If you live in rural areas you’ll have to drive to big-city airports as subsidies for rural-area air service are kaput.
And oh, yes, there could be 14 million more people without health insurance next year and 21 million more in three years. If you’re not one of them I guess it’s no big deal. But if you are, stay healthy, my friend (which will be tougher due to cuts at NIH).
On the other hand Defense and Homeland Security get bumped up and the Veterans Administration gets more to do more for our veterans.
If the president had been elected with a resounding majority it would be tougher to question his proposed changes. But he wasn’t and his proposals are problematic for many.

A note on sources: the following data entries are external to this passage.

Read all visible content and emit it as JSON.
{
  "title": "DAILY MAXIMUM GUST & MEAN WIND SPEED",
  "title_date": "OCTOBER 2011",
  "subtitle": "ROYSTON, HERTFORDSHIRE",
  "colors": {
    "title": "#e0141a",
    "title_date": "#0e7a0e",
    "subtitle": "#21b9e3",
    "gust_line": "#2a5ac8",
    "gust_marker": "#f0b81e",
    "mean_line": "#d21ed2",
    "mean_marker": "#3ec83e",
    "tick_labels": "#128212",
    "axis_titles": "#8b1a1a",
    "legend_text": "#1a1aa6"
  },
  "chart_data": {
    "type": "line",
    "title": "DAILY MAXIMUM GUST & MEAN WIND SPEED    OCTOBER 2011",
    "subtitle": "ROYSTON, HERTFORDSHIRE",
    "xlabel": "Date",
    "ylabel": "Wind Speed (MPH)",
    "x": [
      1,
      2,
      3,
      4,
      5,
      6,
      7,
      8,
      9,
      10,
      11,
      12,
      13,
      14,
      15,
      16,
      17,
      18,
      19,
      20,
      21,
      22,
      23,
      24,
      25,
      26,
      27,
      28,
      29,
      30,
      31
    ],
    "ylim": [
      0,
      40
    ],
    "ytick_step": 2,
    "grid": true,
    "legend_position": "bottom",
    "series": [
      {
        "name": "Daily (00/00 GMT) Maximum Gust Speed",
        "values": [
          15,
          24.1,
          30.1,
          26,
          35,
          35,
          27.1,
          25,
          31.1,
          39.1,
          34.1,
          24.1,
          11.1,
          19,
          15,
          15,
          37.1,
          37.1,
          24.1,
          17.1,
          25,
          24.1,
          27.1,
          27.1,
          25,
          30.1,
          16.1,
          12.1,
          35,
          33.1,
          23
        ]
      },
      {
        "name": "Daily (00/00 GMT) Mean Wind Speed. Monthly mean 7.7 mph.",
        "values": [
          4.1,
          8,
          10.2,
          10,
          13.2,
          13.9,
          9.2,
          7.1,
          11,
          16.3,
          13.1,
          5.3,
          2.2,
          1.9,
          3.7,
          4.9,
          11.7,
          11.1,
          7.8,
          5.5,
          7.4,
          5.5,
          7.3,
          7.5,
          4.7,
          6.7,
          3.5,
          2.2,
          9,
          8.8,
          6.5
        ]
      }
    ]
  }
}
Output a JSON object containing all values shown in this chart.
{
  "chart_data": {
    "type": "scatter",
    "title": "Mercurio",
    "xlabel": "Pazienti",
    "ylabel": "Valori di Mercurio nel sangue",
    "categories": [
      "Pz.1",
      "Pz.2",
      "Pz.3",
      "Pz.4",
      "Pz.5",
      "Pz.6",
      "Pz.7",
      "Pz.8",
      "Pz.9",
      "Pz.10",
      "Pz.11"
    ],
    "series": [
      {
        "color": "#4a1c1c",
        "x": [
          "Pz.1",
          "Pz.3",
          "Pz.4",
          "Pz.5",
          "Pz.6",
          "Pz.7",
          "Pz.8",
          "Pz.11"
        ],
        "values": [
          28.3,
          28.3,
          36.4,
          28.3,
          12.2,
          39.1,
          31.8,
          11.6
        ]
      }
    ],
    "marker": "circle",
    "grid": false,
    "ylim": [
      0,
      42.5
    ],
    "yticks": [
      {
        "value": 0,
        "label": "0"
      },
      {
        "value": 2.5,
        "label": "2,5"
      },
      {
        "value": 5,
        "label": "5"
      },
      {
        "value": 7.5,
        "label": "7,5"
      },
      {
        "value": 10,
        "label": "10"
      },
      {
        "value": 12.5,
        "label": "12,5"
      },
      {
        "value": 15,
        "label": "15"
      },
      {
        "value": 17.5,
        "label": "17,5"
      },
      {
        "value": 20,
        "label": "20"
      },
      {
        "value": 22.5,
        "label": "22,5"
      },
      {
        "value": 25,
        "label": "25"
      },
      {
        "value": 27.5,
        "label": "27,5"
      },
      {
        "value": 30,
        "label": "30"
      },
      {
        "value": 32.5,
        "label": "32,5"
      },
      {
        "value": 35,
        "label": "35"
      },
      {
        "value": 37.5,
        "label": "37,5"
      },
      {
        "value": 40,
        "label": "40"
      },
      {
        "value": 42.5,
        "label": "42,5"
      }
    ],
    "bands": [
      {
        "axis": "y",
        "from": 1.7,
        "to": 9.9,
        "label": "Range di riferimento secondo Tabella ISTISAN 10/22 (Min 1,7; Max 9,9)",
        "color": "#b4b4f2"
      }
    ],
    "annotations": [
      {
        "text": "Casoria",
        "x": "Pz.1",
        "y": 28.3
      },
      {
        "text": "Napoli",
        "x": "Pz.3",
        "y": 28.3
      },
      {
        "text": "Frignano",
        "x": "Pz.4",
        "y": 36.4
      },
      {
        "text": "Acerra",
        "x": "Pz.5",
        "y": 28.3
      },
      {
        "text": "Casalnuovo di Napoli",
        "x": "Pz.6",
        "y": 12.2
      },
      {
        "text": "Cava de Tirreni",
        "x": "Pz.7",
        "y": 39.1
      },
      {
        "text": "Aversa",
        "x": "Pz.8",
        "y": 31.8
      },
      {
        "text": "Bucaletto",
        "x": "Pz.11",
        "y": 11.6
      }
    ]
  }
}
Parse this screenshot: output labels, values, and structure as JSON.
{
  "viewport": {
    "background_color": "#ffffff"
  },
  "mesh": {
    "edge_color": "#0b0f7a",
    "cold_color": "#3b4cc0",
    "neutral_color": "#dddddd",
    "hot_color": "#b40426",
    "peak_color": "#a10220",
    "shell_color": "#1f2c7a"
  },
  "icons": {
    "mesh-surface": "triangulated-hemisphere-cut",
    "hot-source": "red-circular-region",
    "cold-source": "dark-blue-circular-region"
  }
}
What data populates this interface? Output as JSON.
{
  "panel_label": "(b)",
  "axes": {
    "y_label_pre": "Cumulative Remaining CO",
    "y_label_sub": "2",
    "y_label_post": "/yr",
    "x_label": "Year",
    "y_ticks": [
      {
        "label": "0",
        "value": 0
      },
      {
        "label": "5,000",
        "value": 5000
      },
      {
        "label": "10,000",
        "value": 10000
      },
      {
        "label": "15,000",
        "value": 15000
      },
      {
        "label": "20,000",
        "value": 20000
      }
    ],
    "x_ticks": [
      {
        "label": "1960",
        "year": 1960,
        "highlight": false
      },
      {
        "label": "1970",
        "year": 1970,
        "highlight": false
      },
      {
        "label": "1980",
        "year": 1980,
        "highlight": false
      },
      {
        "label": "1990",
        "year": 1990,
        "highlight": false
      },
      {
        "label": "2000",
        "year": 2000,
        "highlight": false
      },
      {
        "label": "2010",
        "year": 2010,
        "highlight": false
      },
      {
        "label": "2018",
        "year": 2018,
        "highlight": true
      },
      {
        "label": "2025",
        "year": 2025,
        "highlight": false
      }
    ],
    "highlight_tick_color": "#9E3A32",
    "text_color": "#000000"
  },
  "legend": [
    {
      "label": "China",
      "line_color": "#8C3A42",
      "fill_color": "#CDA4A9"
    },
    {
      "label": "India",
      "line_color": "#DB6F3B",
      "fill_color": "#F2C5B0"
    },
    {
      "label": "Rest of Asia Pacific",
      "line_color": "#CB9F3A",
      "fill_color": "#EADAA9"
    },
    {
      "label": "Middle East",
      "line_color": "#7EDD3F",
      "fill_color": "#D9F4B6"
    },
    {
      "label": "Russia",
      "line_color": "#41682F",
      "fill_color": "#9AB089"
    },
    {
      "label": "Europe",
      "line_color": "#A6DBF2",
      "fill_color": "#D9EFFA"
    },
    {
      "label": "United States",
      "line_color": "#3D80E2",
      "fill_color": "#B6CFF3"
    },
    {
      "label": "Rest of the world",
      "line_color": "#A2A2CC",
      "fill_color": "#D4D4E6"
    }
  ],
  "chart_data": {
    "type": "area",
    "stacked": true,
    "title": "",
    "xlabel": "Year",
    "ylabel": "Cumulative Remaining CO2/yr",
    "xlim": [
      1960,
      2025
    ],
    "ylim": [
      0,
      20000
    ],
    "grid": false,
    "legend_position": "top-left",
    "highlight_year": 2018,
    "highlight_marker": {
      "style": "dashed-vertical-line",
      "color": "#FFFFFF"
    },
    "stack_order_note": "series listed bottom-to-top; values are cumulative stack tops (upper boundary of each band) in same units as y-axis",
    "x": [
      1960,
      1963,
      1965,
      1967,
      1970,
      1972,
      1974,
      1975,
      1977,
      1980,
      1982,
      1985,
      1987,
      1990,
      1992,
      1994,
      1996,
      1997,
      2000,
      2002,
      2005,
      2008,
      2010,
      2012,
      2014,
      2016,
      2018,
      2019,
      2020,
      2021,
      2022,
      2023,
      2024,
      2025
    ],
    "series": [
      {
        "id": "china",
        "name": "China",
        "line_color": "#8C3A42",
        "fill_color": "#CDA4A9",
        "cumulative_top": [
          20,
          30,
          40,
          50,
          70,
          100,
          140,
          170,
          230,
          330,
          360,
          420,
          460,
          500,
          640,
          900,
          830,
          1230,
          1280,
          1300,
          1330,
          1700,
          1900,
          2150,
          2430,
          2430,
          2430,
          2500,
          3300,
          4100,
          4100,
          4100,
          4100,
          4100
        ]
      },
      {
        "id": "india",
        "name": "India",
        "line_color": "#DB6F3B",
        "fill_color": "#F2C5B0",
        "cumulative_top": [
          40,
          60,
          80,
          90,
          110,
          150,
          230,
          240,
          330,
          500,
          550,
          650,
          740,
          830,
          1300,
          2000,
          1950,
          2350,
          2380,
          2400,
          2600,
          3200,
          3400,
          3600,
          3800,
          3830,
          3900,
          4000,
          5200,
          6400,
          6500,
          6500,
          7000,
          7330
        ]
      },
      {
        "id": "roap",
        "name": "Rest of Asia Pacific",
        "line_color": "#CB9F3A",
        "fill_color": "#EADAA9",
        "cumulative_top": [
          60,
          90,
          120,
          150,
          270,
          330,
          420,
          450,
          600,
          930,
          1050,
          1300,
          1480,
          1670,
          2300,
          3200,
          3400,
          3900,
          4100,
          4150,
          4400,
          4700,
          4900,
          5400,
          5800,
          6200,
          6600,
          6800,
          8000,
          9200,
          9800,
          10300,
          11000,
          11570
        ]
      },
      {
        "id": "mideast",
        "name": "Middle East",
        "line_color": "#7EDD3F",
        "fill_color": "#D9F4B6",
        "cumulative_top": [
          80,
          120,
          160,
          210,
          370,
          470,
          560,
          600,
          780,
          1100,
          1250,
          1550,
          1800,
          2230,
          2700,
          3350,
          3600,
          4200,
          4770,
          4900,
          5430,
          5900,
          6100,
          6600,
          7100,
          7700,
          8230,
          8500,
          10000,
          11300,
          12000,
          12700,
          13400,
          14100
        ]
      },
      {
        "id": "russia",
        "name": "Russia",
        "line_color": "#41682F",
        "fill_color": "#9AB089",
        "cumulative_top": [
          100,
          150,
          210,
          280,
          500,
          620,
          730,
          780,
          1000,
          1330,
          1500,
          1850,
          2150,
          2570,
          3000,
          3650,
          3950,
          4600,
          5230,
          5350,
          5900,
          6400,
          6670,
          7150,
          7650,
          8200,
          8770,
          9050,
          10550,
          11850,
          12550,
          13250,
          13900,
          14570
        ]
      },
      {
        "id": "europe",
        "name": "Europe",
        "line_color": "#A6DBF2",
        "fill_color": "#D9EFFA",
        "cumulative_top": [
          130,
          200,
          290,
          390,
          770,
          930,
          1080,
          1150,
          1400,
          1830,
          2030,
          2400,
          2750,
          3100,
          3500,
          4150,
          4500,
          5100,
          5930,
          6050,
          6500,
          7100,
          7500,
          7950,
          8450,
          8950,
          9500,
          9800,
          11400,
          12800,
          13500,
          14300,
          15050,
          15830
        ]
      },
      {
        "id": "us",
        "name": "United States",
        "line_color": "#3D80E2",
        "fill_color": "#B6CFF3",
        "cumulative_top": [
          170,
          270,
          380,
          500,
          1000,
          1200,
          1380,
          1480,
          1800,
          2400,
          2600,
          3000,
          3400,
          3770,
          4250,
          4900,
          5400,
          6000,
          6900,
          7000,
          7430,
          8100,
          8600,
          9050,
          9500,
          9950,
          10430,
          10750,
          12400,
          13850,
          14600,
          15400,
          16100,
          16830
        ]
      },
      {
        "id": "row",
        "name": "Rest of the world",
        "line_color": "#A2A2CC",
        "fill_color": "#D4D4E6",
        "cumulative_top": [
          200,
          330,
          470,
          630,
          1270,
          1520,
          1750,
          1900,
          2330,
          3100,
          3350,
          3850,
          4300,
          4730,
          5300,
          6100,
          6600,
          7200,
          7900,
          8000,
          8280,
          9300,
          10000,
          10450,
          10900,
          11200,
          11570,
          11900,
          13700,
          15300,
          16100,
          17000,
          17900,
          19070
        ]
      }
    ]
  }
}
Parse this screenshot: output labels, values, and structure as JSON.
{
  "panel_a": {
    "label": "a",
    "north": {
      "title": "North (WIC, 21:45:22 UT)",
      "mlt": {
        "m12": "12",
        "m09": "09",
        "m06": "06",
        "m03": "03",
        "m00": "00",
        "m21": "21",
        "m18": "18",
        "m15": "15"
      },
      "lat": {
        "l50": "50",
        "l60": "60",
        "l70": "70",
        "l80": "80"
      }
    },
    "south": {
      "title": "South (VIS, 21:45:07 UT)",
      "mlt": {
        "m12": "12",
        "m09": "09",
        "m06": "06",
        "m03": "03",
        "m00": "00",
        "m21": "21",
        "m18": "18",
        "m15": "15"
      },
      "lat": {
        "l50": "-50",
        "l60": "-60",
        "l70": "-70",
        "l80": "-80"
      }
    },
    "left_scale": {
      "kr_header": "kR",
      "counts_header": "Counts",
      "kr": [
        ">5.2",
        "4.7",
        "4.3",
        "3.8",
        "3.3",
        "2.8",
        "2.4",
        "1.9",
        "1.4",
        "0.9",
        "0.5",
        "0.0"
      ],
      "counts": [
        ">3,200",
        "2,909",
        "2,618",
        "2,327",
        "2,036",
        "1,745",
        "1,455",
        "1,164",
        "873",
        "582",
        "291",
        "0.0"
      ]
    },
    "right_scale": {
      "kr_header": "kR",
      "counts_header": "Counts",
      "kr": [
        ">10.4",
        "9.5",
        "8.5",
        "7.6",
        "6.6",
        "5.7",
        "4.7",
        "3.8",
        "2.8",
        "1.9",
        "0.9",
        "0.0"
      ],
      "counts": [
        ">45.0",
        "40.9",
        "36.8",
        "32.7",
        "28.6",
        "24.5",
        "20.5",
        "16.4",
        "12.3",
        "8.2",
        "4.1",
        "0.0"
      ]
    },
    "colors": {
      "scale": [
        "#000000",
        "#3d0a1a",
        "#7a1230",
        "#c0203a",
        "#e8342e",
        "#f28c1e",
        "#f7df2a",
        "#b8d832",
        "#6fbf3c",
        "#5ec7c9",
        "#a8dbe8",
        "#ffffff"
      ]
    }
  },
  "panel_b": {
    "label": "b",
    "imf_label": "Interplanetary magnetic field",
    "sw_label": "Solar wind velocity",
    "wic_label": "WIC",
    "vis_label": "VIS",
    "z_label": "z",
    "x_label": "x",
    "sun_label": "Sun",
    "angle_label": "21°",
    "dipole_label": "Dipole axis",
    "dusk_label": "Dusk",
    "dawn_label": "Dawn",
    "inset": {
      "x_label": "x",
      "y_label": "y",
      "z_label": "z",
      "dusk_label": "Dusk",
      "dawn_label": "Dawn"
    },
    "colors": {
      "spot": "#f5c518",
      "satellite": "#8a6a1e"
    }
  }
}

Compounding his actions is his ineptitude. He didn’t “drain the swamp,” he filled it to overflowing with Wall Street insiders and alt.right ideologues. He blew his National Security advisor appointment; fumbled his immigration fiat; lied about Obama and wiretapping; lied about his inauguration; lied about voter fraud; lied about violence in Sweden, lied about jobs on the Keystone pipeline; lied about the Electoral College; lied about his opposition to the Iraq war; lied that only a “few” people were covered by Obamacare (it was 20 million); lied about saving money on Air Force One; lied about the homicide rate increasing; lied about health care for “everybody,” and lied about fake news.
President Trump acts like he has a mandate to change our America; and he claims he’s going to make American great again. But I don’t see 25 percent a mandate; and he’s yet to prove he’s great at anything, except telling people how great he thinks he is.